Almost as soon as the 1969 Woodstock festival was over, its impact began seeping into the cultural memory of America. Having come to represent the glory days of the hippie movement, it’s impossible to talk about the Woodstock festival without going slightly gooey-eyed. After all, if the stories are to be believed, free love abounded, peace proliferated, and music won the day. And yet, to the musicians who were actually there in August 1969, Woodstock was a very different affair. According to The Who’s Roger Daltrey, for example, the whole thing was distinctly un-peace and love.
As he once explained in a particularly revealing interview, The Who frontman hated the whole experience from start to finish. You can’t blame him either.
Memory has a habit of cutting out the boring stuff, but in reality, Woodstock was a much more uncomfortable experience than nostalgia junkies would have us believe. The festival coincided with a period of sporadic thunderstorms and heavy rain, which quickly turned the festival grounds into a quagmire.
As Daltry recalled, The Who arrived at Woodstock determined not to let it beat them. But, as the hours went by, their combative spirit began to wane: “You’ve got to remember, by the time we went on stage, we’d been standing in the mud for hours. Or laying in it, or doing whatever in it. It wasn’t actually that muddy backstage, but it wasn’t comfort, let’s put it that way.”
Daltrey was able to enjoy Creedence Clearwater Revival’s “fantastic” set, but beyond that, there was little to do but wait: “That’s all you could do. Waiting, waiting, waiting. We were young, and life is a lot easier when you’re young. I wouldn’t do that show now. Sod that. I’d walk away from it. I’m joking. No, I’d walk away and come back ten hours later.”
For, Daltrey, Woodstock 1969 was by far the worst show The Who had ever played. As he explained: “It was a particularly hard one for me, because of the state of the equipment. It was all breaking down. I’m standing in the middle of the stage with enormous Marshall 100 watt amps blasting my ears behind me. Moon on the drums in the middle. I could barely hear what I was singing.”
But it wasn’t just technical difficulties that left Daltrey jaded. Despite being remembered as something of a hippie utopia, in his eyes, the festival was much less romantic. “Woodstock wasn’t peace and love. There was an awful lot of shouting and screaming going on. By the time it all ended, the worst sides of our nature had come out. People were screaming at the promoters, people were screaming to get paid. We had to get paid, or we couldn’t get back home.”

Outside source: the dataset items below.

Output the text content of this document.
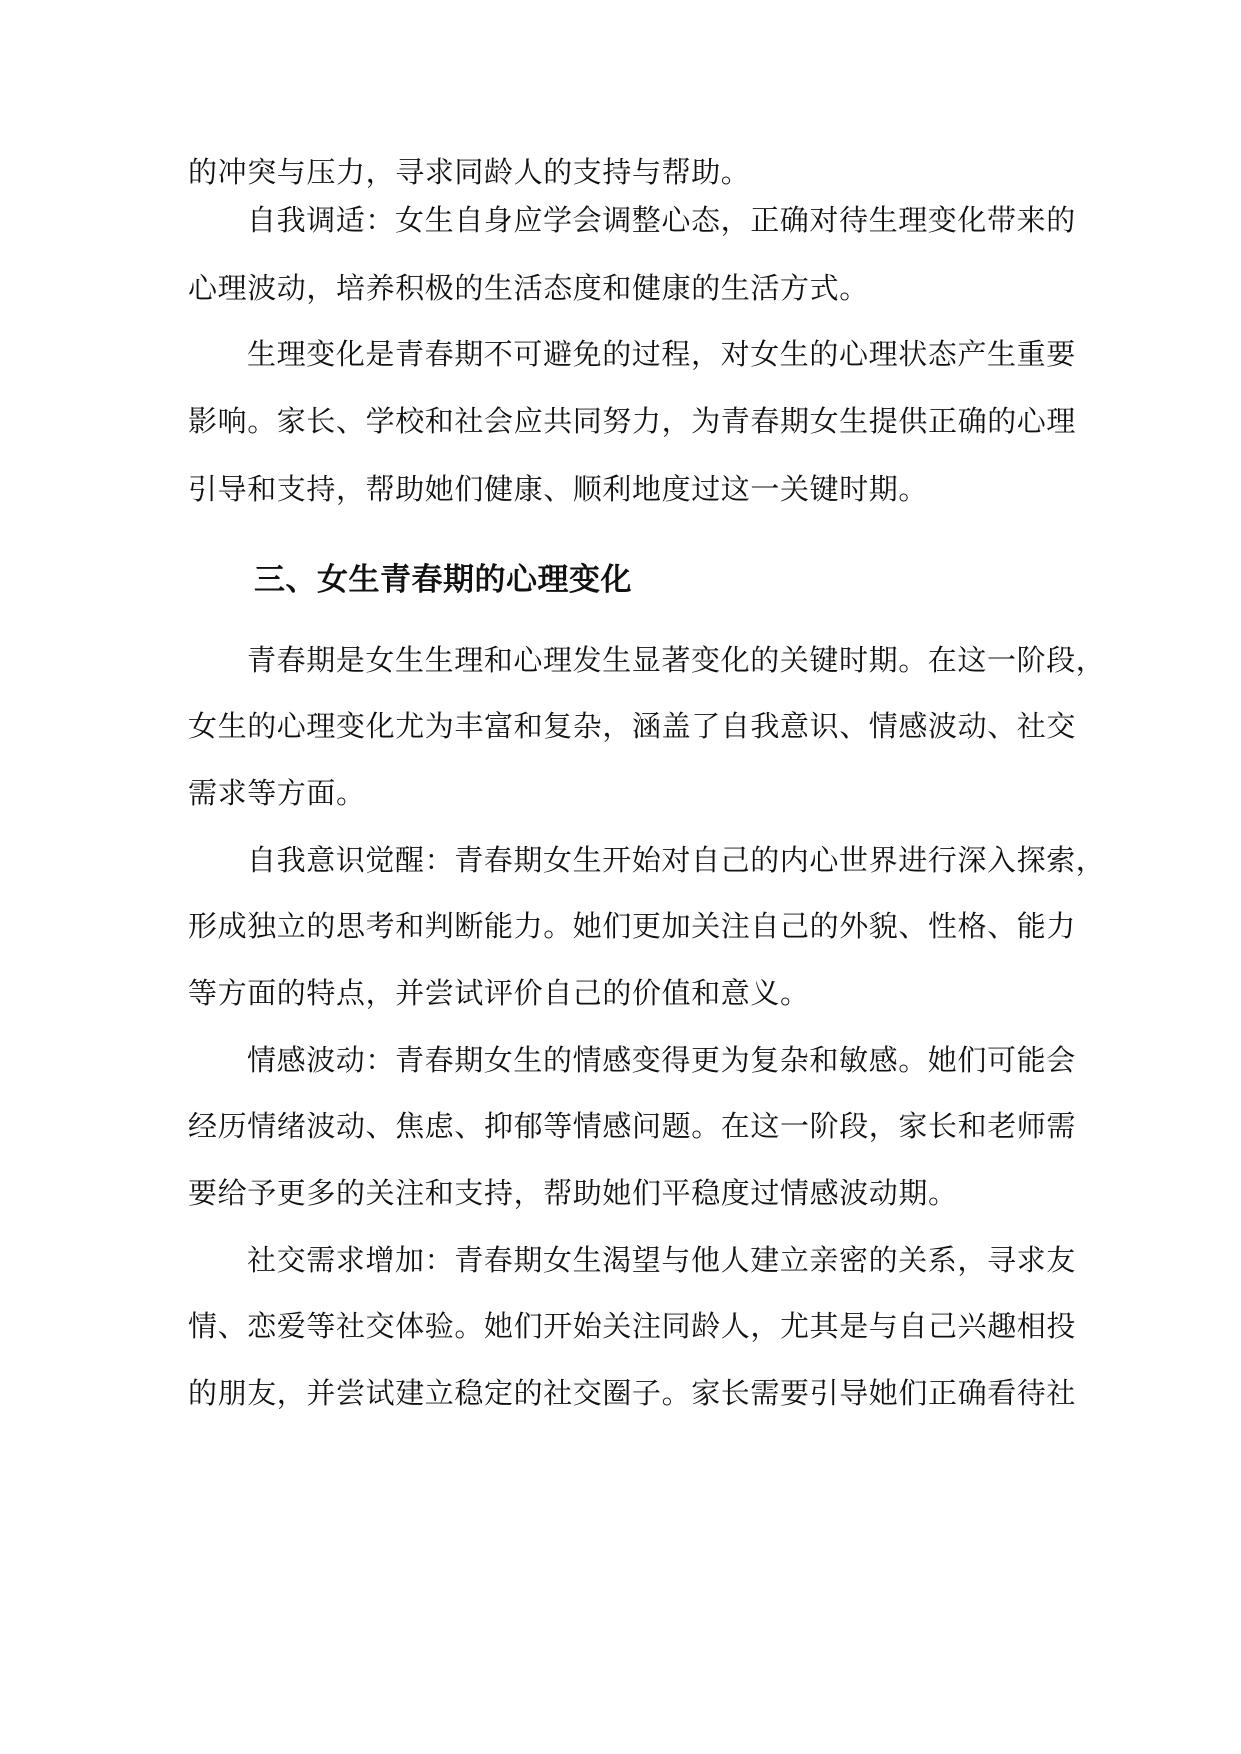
的冲突与压力，寻求同龄人的支持与帮助。
自我调适：女生自身应学会调整心态，正确对待生理变化带来的
心理波动，培养积极的生活态度和健康的生活方式。
生理变化是青春期不可避免的过程，对女生的心理状态产生重要
影响。家长、学校和社会应共同努力，为青春期女生提供正确的心理
引导和支持，帮助她们健康、顺利地度过这一关键时期。
三、女生青春期的心理变化
青春期是女生生理和心理发生显著变化的关键时期。在这一阶段，
女生的心理变化尤为丰富和复杂，涵盖了自我意识、情感波动、社交
需求等方面。
自我意识觉醒：青春期女生开始对自己的内心世界进行深入探索，
形成独立的思考和判断能力。她们更加关注自己的外貌、性格、能力
等方面的特点，并尝试评价自己的价值和意义。
情感波动：青春期女生的情感变得更为复杂和敏感。她们可能会
经历情绪波动、焦虑、抑郁等情感问题。在这一阶段，家长和老师需
要给予更多的关注和支持，帮助她们平稳度过情感波动期。
社交需求增加：青春期女生渴望与他人建立亲密的关系，寻求友
情、恋爱等社交体验。她们开始关注同龄人，尤其是与自己兴趣相投
的朋友，并尝试建立稳定的社交圈子。家长需要引导她们正确看待社
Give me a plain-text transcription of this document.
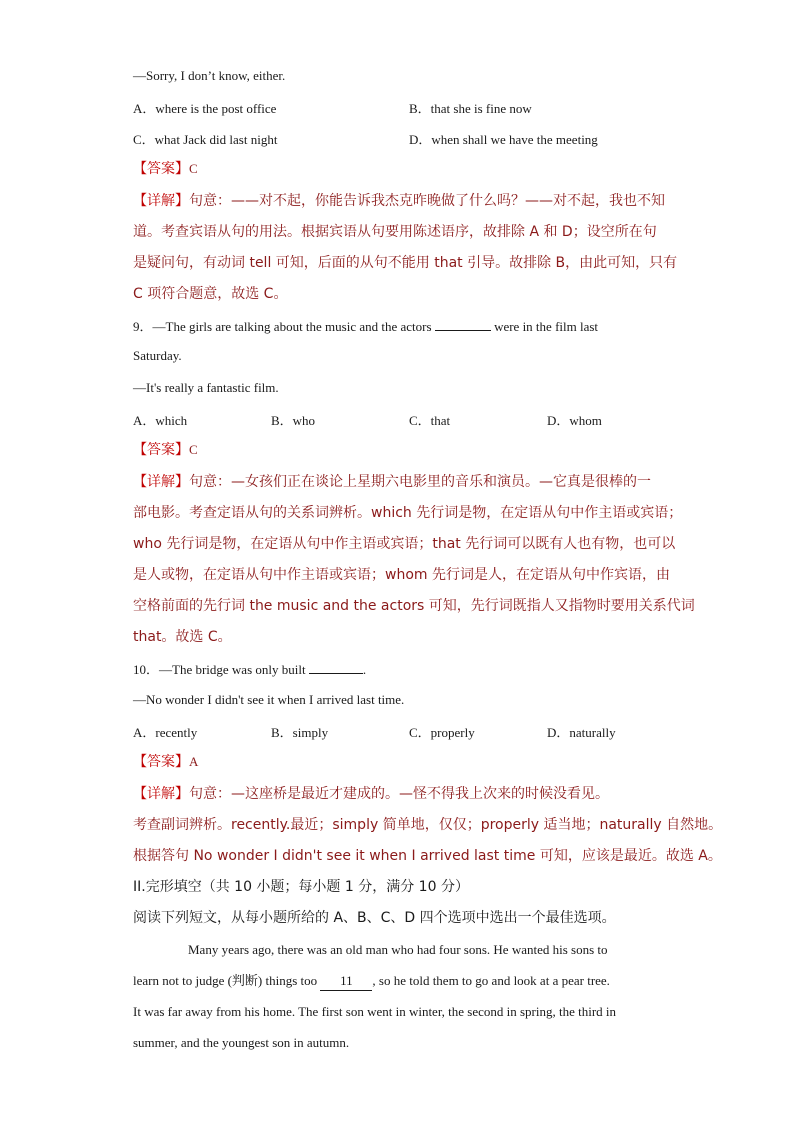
—Sorry, I don’t know, either.
A．where is the post office	B．that she is fine now
C．what Jack did last night	D．when shall we have the meeting
【答案】C
【详解】句意：——对不起，你能告诉我杰克昨晚做了什么吗？——对不起，我也不知
道。考查宾语从句的用法。根据宾语从句要用陈述语序，故排除 A 和 D；设空所在句
是疑问句，有动词 tell 可知，后面的从句不能用 that 引导。故排除 B，由此可知，只有
C 项符合题意，故选 C。
9．—The girls are talking about the music and the actors	were in the film last
Saturday.
—It's really a fantastic film.
A．which	B．who	C．that	D．whom
【答案】C
【详解】句意：—女孩们正在谈论上星期六电影里的音乐和演员。—它真是很棒的一
部电影。考查定语从句的关系词辨析。which 先行词是物，在定语从句中作主语或宾语；
who 先行词是物，在定语从句中作主语或宾语；that 先行词可以既有人也有物，也可以
是人或物，在定语从句中作主语或宾语；whom 先行词是人，在定语从句中作宾语，由
空格前面的先行词 the music and the actors 可知，先行词既指人又指物时要用关系代词
that。故选 C。
10．—The bridge was only built	.
—No wonder I didn't see it when I arrived last time.
A．recently	B．simply	C．properly	D．naturally
【答案】A
【详解】句意：—这座桥是最近才建成的。—怪不得我上次来的时候没看见。
考查副词辨析。recently.最近；simply 简单地，仅仅；properly 适当地；naturally 自然地。
根据答句 No wonder I didn't see it when I arrived last time 可知，应该是最近。故选 A。
II.完形填空（共 10 小题；每小题 1 分，满分 10 分）
阅读下列短文，从每小题所给的 A、B、C、D 四个选项中选出一个最佳选项。
Many years ago, there was an old man who had four sons. He wanted his sons to
learn not to judge (判断) things too 11 , so he told them to go and look at a pear tree.
It was far away from his home. The first son went in winter, the second in spring, the third in
summer, and the youngest son in autumn.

Nevertheless, Daltrey did concede that Woodstock showcased some of the best artists from the golden age of rock music: “What was interesting about the music that was being made in those years was how quickly and rapidly it progressed. The sounds, the musicianship, the styles. It plateaued toward the end of the ’70s, and then you can hear the commerciality creeping in, rather than inventiveness.”
It’s true that the artists on the bill at Woodstock seemed completely free from the influence of major labels. Perhaps that’s what people remember so fondly: not Woodstock itself, but the period of innocence that it coincided with.